We will provide you with awards to hand out at your event, but you should probably not have any additional prizes.
Everything Should Add to the Attendee Experience
Because most CodeDays don't have prizes, judging and winning are an absolute afterthought to most attendees. A lack of prizes makes beginners feel qualified, and encourages experienced programmers to explore challenging ideas. It means taking a break to socialize or help beginners is a positive use of time, not a competitive disadvantage.
Prizes, rather than adding to the value of CodeDay, usually remove from it.

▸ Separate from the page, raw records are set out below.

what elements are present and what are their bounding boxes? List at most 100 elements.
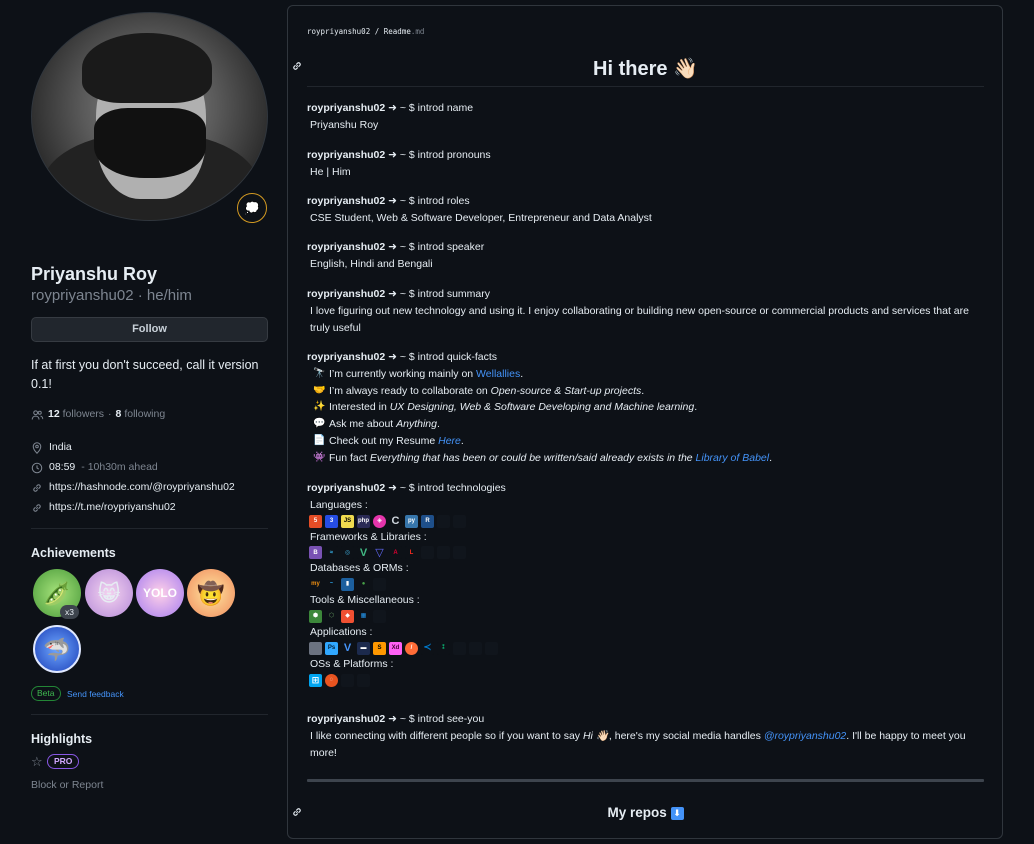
anchor-link-icon[interactable] [291, 806, 303, 818]
apple-icon[interactable] [341, 673, 354, 687]
angular-icon[interactable]: A [389, 546, 402, 560]
c-icon[interactable]: C [389, 514, 402, 528]
sparkles-icon: ✨ [313, 401, 326, 413]
avatar-mask [94, 108, 206, 178]
figma-icon[interactable]: ⁑ [437, 641, 450, 655]
divider [31, 528, 268, 529]
ubuntu-icon[interactable]: ◌ [325, 673, 338, 687]
link-icon [33, 504, 41, 512]
readme-heading: Hi there 👋🏻 [593, 58, 698, 80]
profile-name: Priyanshu Roy [31, 264, 158, 284]
css3-icon[interactable]: 3 [325, 514, 338, 528]
wellallies-link[interactable]: Wellallies [476, 368, 520, 380]
visual-studio-icon[interactable]: ▬ [357, 641, 370, 655]
npm-icon[interactable]: ⬡ [325, 609, 338, 623]
app-icon[interactable] [485, 641, 498, 655]
linux-icon[interactable] [357, 673, 370, 687]
tech-category-languages: Languages : [310, 498, 368, 511]
jquery-icon[interactable]: ◎ [341, 546, 354, 560]
fact-item: 🔭 I’m currently working mainly on Wellall… [307, 366, 987, 383]
languages-icons: 5 3 JS php ◈ C py R [307, 514, 987, 529]
tailwind-icon[interactable]: ≈ [325, 546, 338, 560]
cmd-name-block: roypriyanshu02 ➜ ~ $ introd name Priyans… [307, 102, 474, 131]
html5-icon[interactable]: 5 [309, 514, 322, 528]
shell-icon[interactable] [437, 514, 450, 528]
vite-icon[interactable]: ▽ [373, 546, 386, 560]
profile-login: roypriyanshu02 · he/him [31, 287, 192, 304]
bootstrap-icon[interactable]: B [309, 546, 322, 560]
prisma-icon[interactable] [373, 578, 386, 592]
block-or-report-link[interactable]: Block or Report [31, 778, 103, 794]
status-emoji-button[interactable]: 💭 [237, 193, 267, 223]
cmd-technologies-block: roypriyanshu02 ➜ ~ $ introd technologies… [307, 480, 987, 688]
r-icon[interactable]: R [421, 514, 434, 528]
section-divider [307, 779, 984, 782]
tech-category-frameworks: Frameworks & Libraries : [310, 530, 427, 543]
app-icon[interactable] [453, 641, 466, 655]
followers-link[interactable]: 12 followers [48, 407, 104, 423]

(Why have judging at all? Mostly because it bookends the competition, helping students feel like they finished something exciting.)
Good Prizes
While almost no CodeDays have prizes, wanting to provide more value to students is an admirable goal. If you really want prizes, here are a few guidelines you can use to find prizes that fit the CodeDay experience:
- Prizes should not seem obviously valuable. People mostly address value monetarily, so stay away from large gift cards and expensive gadgets.
- Prizes should encourage CodeDay principles. A Raspberry Pi encourages a lot more creativity and effort than an Apple Watch.
Prize Logistics
One problem with prizes is figuring out how many you'll need: team sizes can technically range from 1-6 (and in practice sometimes the judges allow larger).
The easiest solution is to announce, but not purchase, the prizes in advance of judging. By collecting a shipping address, prizes can be mailed to participants at the conclusion of the event.
If you'd like a prize to display, you can purchase a single one, and mail the rest to team members.
Alternatively, you can assign prizes for an individual-limited special award, such as MVP (bonus: helps the prize encourage CodeDay principles). As a downside, giving a prize for non-MVP awards discourages collaboration.
For sponsor prizes, sponsors can be advised to budget for a maximum number of prizes, in which case the team size restrictions must be strictly enforced.
Sponsor Prizes
Sponsors sometimes want to offer prizes, particularly to those who use their API or service. This is strongly discouraged because we are not in the business of bribing students to inflate usage metrics.
If you do accept a sponsor prize, it must:
- Not be cash or gift cards.
- Be worth under $100 per-person.
- Not be tied to a specific product (e.g. "best telephony app" is OK, but "best Twilio app" is not).
Again, you should push sponsors toward gifts that encourage the same things as CodeDay: creativity and exploration. Our sponsors guide has some suggestions.